Adult Learning Survivor
Adult Learner Is A “Survivor” Now Giving Back
At first glance, Margo Green appears to be like any other student enrolled in New Community’s GED-Prep class at the Workforce Development Center in Newark. But this mother of six adult children and grandmother of 23 is a “survivor.”
“I have come a long way and learned a lot of hard lessons, but I now know what doesn’t kill you will only make you stronger,” said Green, 50.
The eighth child born to a single mother of 10, Green attended Newark public schools, but dropped out at age 15.
“I met a guy I fell in love with and by the time I was 15, I was pregnant with my first child. At the age of 18, I was pregnant with my second child and married. I was so in love,” Green recalled.
The first year of her marriage was “great,” but things went downhill from there, she said. According to Green, her husband became “very controlling and gradually began to isolate” her from her mother and siblings. As time went on, she said he became unfaithful and both verbally and physically abusive. She couldn’t keep a job and also was forced to quit a school she had started attending.
Feeling hopeless and trapped, Green attempted suicide. Her children also became victims of her husband’s abuse, she said, and her family eventually broke-up, with DYFS getting involved and her husband, a minister whom she has since divorced, moving out and taking most of the children with him.
Green was evicted and moved into a homeless shelter with her remaining son. She found a job as a waitress and fought for full custody of her children, along with child support, and eventually won. She baked and sold cookies for a while to earn extra money and soon moved into a new apartment and landed a job as a retail manager.
“The business was very successful, but my mom became ill and passed away and I could no longer continue to run the business,” she said.
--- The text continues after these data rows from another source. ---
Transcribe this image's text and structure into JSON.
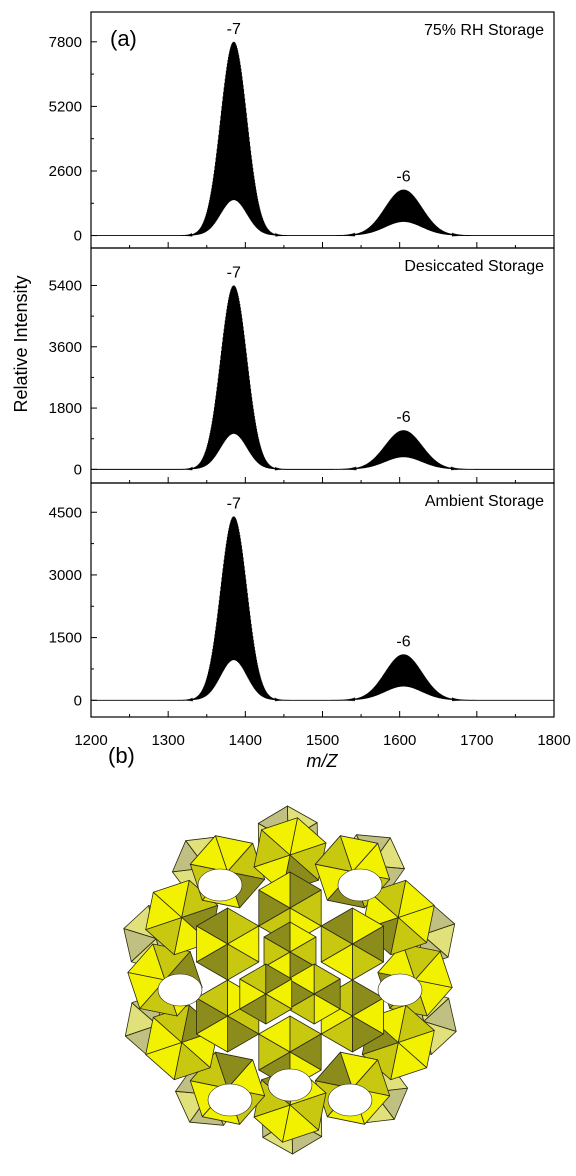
{
  "chart_data": {
    "type": "line",
    "panel_label": "(a)",
    "xlabel": "m/Z",
    "ylabel": "Relative Intensity",
    "xlim": [
      1200,
      1800
    ],
    "x_ticks": [
      "1200",
      "1300",
      "1400",
      "1500",
      "1600",
      "1700",
      "1800"
    ],
    "panels": [
      {
        "name": "75% RH Storage",
        "ylim": [
          -500,
          9000
        ],
        "y_ticks": [
          0,
          2600,
          5200,
          7800
        ],
        "y_tick_labels": [
          "0",
          "2600",
          "5200",
          "7800"
        ],
        "peaks": [
          {
            "label": "-7",
            "center": 1385,
            "max": 7800,
            "envelope": 2600,
            "width": 17
          },
          {
            "label": "-6",
            "center": 1605,
            "max": 1850,
            "envelope": 1000,
            "width": 24
          }
        ]
      },
      {
        "name": "Desiccated Storage",
        "ylim": [
          -400,
          6500
        ],
        "y_ticks": [
          0,
          1800,
          3600,
          5400
        ],
        "y_tick_labels": [
          "0",
          "1800",
          "3600",
          "5400"
        ],
        "peaks": [
          {
            "label": "-7",
            "center": 1385,
            "max": 5400,
            "envelope": 1900,
            "width": 17
          },
          {
            "label": "-6",
            "center": 1605,
            "max": 1150,
            "envelope": 650,
            "width": 24
          }
        ]
      },
      {
        "name": "Ambient Storage",
        "ylim": [
          -400,
          5200
        ],
        "y_ticks": [
          0,
          1500,
          3000,
          4500
        ],
        "y_tick_labels": [
          "0",
          "1500",
          "3000",
          "4500"
        ],
        "peaks": [
          {
            "label": "-7",
            "center": 1385,
            "max": 4400,
            "envelope": 1750,
            "width": 17
          },
          {
            "label": "-6",
            "center": 1605,
            "max": 1100,
            "envelope": 600,
            "width": 24
          }
        ]
      }
    ]
  },
  "structure_panel": {
    "label": "(b)",
    "colors": {
      "face_light": "#f2f200",
      "face_mid": "#c8c810",
      "face_dark": "#8c8c1c",
      "edge": "#2a2a10"
    }
  }
}
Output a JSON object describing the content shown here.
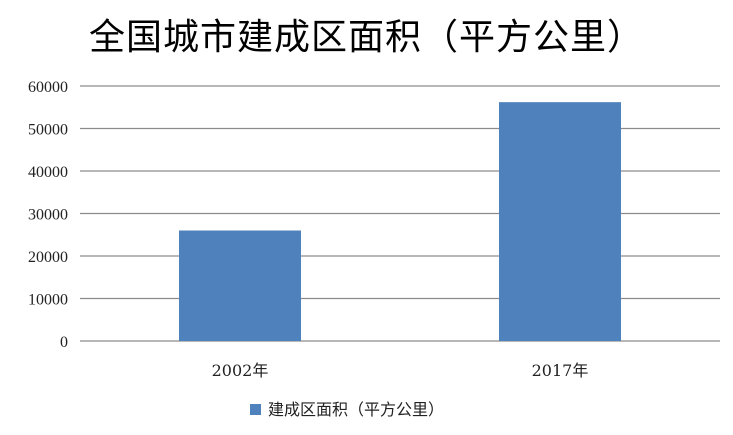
{
  "chart_data": {
    "type": "bar",
    "title": "全国城市建成区面积（平方公里）",
    "categories": [
      "2002年",
      "2017年"
    ],
    "series": [
      {
        "name": "建成区面积（平方公里）",
        "values": [
          26000,
          56200
        ]
      }
    ],
    "ylim": [
      0,
      60000
    ],
    "yticks": [
      0,
      10000,
      20000,
      30000,
      40000,
      50000,
      60000
    ],
    "grid": true,
    "legend": "bottom",
    "bar_color": "#4F81BD"
  }
}
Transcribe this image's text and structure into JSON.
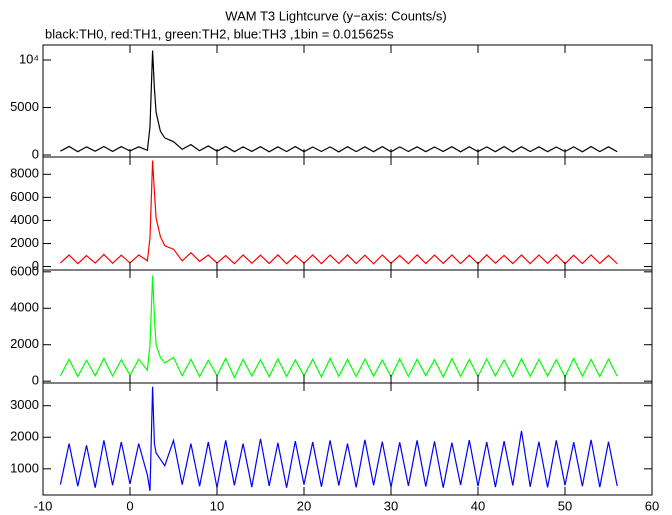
{
  "chart_data": [
    {
      "type": "line",
      "title": "WAM T3 Lightcurve (y−axis: Counts/s)",
      "subtitle": "black:TH0, red:TH1, green:TH2, blue:TH3 ,1bin = 0.015625s",
      "x": [
        -8,
        -7,
        -6,
        -5,
        -4,
        -3,
        -2,
        -1,
        0,
        1,
        2,
        2.3,
        2.6,
        2.8,
        3,
        3.5,
        4,
        5,
        6,
        7,
        8,
        9,
        10,
        11,
        12,
        13,
        14,
        15,
        16,
        17,
        18,
        19,
        20,
        21,
        22,
        23,
        24,
        25,
        26,
        27,
        28,
        29,
        30,
        31,
        32,
        33,
        34,
        35,
        36,
        37,
        38,
        39,
        40,
        41,
        42,
        43,
        44,
        45,
        46,
        47,
        48,
        49,
        50,
        51,
        52,
        53,
        54,
        55,
        56
      ],
      "series": [
        {
          "color": "#000000",
          "values": [
            400,
            900,
            350,
            850,
            400,
            900,
            380,
            880,
            420,
            860,
            500,
            3000,
            11000,
            7000,
            4500,
            2500,
            1800,
            1400,
            600,
            1100,
            450,
            950,
            400,
            900,
            350,
            850,
            380,
            870,
            340,
            860,
            360,
            880,
            350,
            840,
            370,
            850,
            330,
            870,
            360,
            860,
            350,
            880,
            340,
            850,
            370,
            860,
            350,
            840,
            380,
            870,
            340,
            860,
            360,
            850,
            350,
            880,
            330,
            870,
            360,
            860,
            350,
            840,
            370,
            850,
            340,
            880,
            360,
            860,
            350
          ]
        }
      ],
      "xlim": [
        -10,
        60
      ],
      "xticks": [
        -10,
        0,
        10,
        20,
        30,
        40,
        50,
        60
      ],
      "ylim": [
        -210,
        11580
      ],
      "yticks": [
        0,
        5000,
        {
          "value": 10000,
          "label": "10⁴"
        }
      ]
    },
    {
      "type": "line",
      "x": [
        -8,
        -7,
        -6,
        -5,
        -4,
        -3,
        -2,
        -1,
        0,
        1,
        2,
        2.3,
        2.6,
        2.8,
        3,
        3.5,
        4,
        5,
        6,
        7,
        8,
        9,
        10,
        11,
        12,
        13,
        14,
        15,
        16,
        17,
        18,
        19,
        20,
        21,
        22,
        23,
        24,
        25,
        26,
        27,
        28,
        29,
        30,
        31,
        32,
        33,
        34,
        35,
        36,
        37,
        38,
        39,
        40,
        41,
        42,
        43,
        44,
        45,
        46,
        47,
        48,
        49,
        50,
        51,
        52,
        53,
        54,
        55,
        56
      ],
      "series": [
        {
          "color": "#ff0000",
          "values": [
            300,
            1000,
            250,
            950,
            300,
            1050,
            280,
            980,
            320,
            1000,
            500,
            2500,
            9200,
            6500,
            4200,
            2600,
            1800,
            1500,
            500,
            1200,
            450,
            1000,
            300,
            950,
            250,
            1000,
            280,
            980,
            260,
            1020,
            240,
            970,
            290,
            1000,
            250,
            990,
            270,
            1010,
            260,
            980,
            240,
            1000,
            280,
            970,
            250,
            1020,
            260,
            990,
            270,
            1000,
            250,
            980,
            240,
            1010,
            290,
            970,
            260,
            1000,
            250,
            990,
            280,
            1020,
            240,
            980,
            260,
            1000,
            270,
            960,
            250
          ]
        }
      ],
      "xlim": [
        -10,
        60
      ],
      "xticks": [
        -10,
        0,
        10,
        20,
        30,
        40,
        50,
        60
      ],
      "ylim": [
        -300,
        9500
      ],
      "yticks": [
        0,
        2000,
        4000,
        6000,
        8000
      ]
    },
    {
      "type": "line",
      "x": [
        -8,
        -7,
        -6,
        -5,
        -4,
        -3,
        -2,
        -1,
        0,
        1,
        2,
        2.3,
        2.6,
        2.8,
        3,
        3.5,
        4,
        5,
        6,
        7,
        8,
        9,
        10,
        11,
        12,
        13,
        14,
        15,
        16,
        17,
        18,
        19,
        20,
        21,
        22,
        23,
        24,
        25,
        26,
        27,
        28,
        29,
        30,
        31,
        32,
        33,
        34,
        35,
        36,
        37,
        38,
        39,
        40,
        41,
        42,
        43,
        44,
        45,
        46,
        47,
        48,
        49,
        50,
        51,
        52,
        53,
        54,
        55,
        56
      ],
      "series": [
        {
          "color": "#00ff00",
          "values": [
            300,
            1200,
            250,
            1150,
            300,
            1250,
            280,
            1180,
            320,
            1200,
            600,
            2000,
            5800,
            3500,
            2000,
            1300,
            1000,
            1300,
            300,
            1200,
            250,
            1150,
            300,
            1250,
            200,
            1200,
            280,
            1180,
            240,
            1220,
            260,
            1170,
            300,
            1200,
            230,
            1250,
            270,
            1190,
            250,
            1210,
            280,
            1160,
            240,
            1230,
            260,
            1200,
            300,
            1180,
            230,
            1240,
            270,
            1190,
            250,
            1210,
            290,
            1170,
            240,
            1220,
            260,
            1200,
            280,
            1180,
            230,
            1250,
            270,
            1190,
            250,
            1210,
            280
          ]
        }
      ],
      "xlim": [
        -10,
        60
      ],
      "xticks": [
        -10,
        0,
        10,
        20,
        30,
        40,
        50,
        60
      ],
      "ylim": [
        -100,
        6100
      ],
      "yticks": [
        0,
        2000,
        4000,
        6000
      ]
    },
    {
      "type": "line",
      "x": [
        -8,
        -7,
        -6,
        -5,
        -4,
        -3,
        -2,
        -1,
        0,
        1,
        2,
        2.3,
        2.6,
        2.8,
        3,
        3.5,
        4,
        5,
        6,
        7,
        8,
        9,
        10,
        11,
        12,
        13,
        14,
        15,
        16,
        17,
        18,
        19,
        20,
        21,
        22,
        23,
        24,
        25,
        26,
        27,
        28,
        29,
        30,
        31,
        32,
        33,
        34,
        35,
        36,
        37,
        38,
        39,
        40,
        41,
        42,
        43,
        44,
        45,
        46,
        47,
        48,
        49,
        50,
        51,
        52,
        53,
        54,
        55,
        56
      ],
      "series": [
        {
          "color": "#0000ff",
          "values": [
            500,
            1800,
            450,
            1750,
            400,
            1900,
            480,
            1850,
            520,
            1800,
            800,
            300,
            3600,
            1800,
            1500,
            1300,
            1100,
            1900,
            500,
            1800,
            450,
            1850,
            400,
            1900,
            480,
            1800,
            420,
            1950,
            460,
            1820,
            400,
            1880,
            500,
            1850,
            430,
            1900,
            470,
            1800,
            410,
            1920,
            480,
            1860,
            420,
            1840,
            460,
            1900,
            440,
            1870,
            400,
            1830,
            490,
            1910,
            450,
            1850,
            420,
            1880,
            470,
            2200,
            430,
            1860,
            410,
            1900,
            480,
            1840,
            450,
            1920,
            420,
            1860,
            460
          ]
        }
      ],
      "xlim": [
        -10,
        60
      ],
      "xticks": [
        -10,
        0,
        10,
        20,
        30,
        40,
        50,
        60
      ],
      "xtick_labels_shown": true,
      "ylim": [
        170,
        3720
      ],
      "yticks": [
        1000,
        2000,
        3000
      ]
    }
  ]
}
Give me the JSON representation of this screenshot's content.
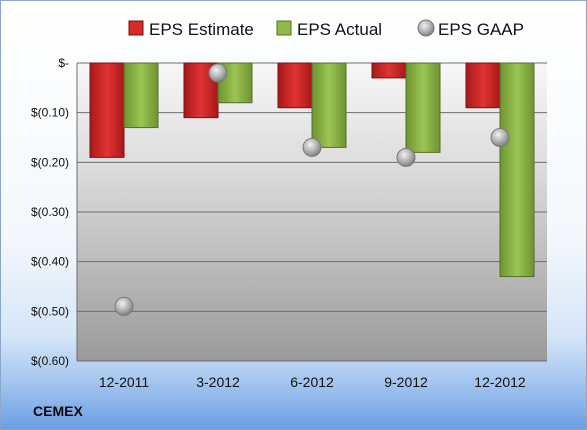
{
  "company": "CEMEX",
  "colors": {
    "estimate": "#d42a2a",
    "actual": "#8fb84a",
    "gaap": "#b8b8b8"
  },
  "chart_data": {
    "type": "bar",
    "categories": [
      "12-2011",
      "3-2012",
      "6-2012",
      "9-2012",
      "12-2012"
    ],
    "series": [
      {
        "name": "EPS Estimate",
        "kind": "bar",
        "values": [
          -0.19,
          -0.11,
          -0.09,
          -0.03,
          -0.09
        ]
      },
      {
        "name": "EPS Actual",
        "kind": "bar",
        "values": [
          -0.13,
          -0.08,
          -0.17,
          -0.18,
          -0.43
        ]
      },
      {
        "name": "EPS GAAP",
        "kind": "marker",
        "values": [
          -0.49,
          -0.02,
          -0.17,
          -0.19,
          -0.15
        ]
      }
    ],
    "ylim": [
      -0.6,
      0
    ],
    "yticks": [
      0,
      -0.1,
      -0.2,
      -0.3,
      -0.4,
      -0.5,
      -0.6
    ],
    "ytick_labels": [
      "$-",
      "$(0.10)",
      "$(0.20)",
      "$(0.30)",
      "$(0.40)",
      "$(0.50)",
      "$(0.60)"
    ],
    "grid": true,
    "legend": "top"
  }
}
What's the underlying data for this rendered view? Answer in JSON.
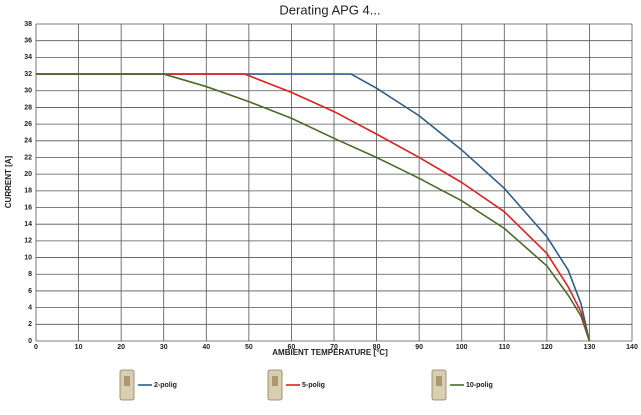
{
  "chart_data": {
    "type": "line",
    "title": "Derating APG 4...",
    "xlabel": "AMBIENT TEMPERATURE [°C]",
    "ylabel": "CURRENT [A]",
    "xlim": [
      0,
      140
    ],
    "xticks": [
      0,
      10,
      20,
      30,
      40,
      50,
      60,
      70,
      80,
      90,
      100,
      110,
      120,
      130,
      140
    ],
    "ylim": [
      0,
      38
    ],
    "yticks": [
      0,
      2,
      4,
      6,
      8,
      10,
      12,
      14,
      16,
      18,
      20,
      22,
      24,
      26,
      28,
      30,
      32,
      34,
      36,
      38
    ],
    "grid": true,
    "legend": "bottom",
    "series": [
      {
        "name": "2-polig",
        "color": "#2e5c8a",
        "x": [
          0,
          74,
          80,
          90,
          100,
          110,
          120,
          125,
          128,
          130
        ],
        "values": [
          32,
          32,
          30.3,
          27,
          22.9,
          18.3,
          12.5,
          8.5,
          4.5,
          0
        ]
      },
      {
        "name": "5-polig",
        "color": "#e0201f",
        "x": [
          0,
          49,
          60,
          70,
          80,
          90,
          100,
          110,
          120,
          125,
          128,
          130
        ],
        "values": [
          32,
          32,
          29.8,
          27.5,
          24.8,
          22,
          19,
          15.5,
          10.5,
          6.5,
          3.5,
          0
        ]
      },
      {
        "name": "10-polig",
        "color": "#4a6b2a",
        "x": [
          0,
          30,
          40,
          50,
          60,
          70,
          80,
          90,
          100,
          110,
          120,
          125,
          128,
          130
        ],
        "values": [
          32,
          32,
          30.5,
          28.7,
          26.7,
          24.3,
          22,
          19.5,
          16.8,
          13.5,
          9,
          5.5,
          3,
          0
        ]
      }
    ]
  }
}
Last year, she started a non-profit called “In My Father’s House.” She describes it as an outreach program that advocates for victims of domestic violence/abuse.
“I am very dedicated to this organization due to my own life experience,” she said.
After she earns her GED, Green plans to enter college and study Anthropology.
“ I realize to better serve my organization, I need to finish school. I want to reach a broader base to help as many people as I can and I know that having a degree will allow me to do just that,” she said.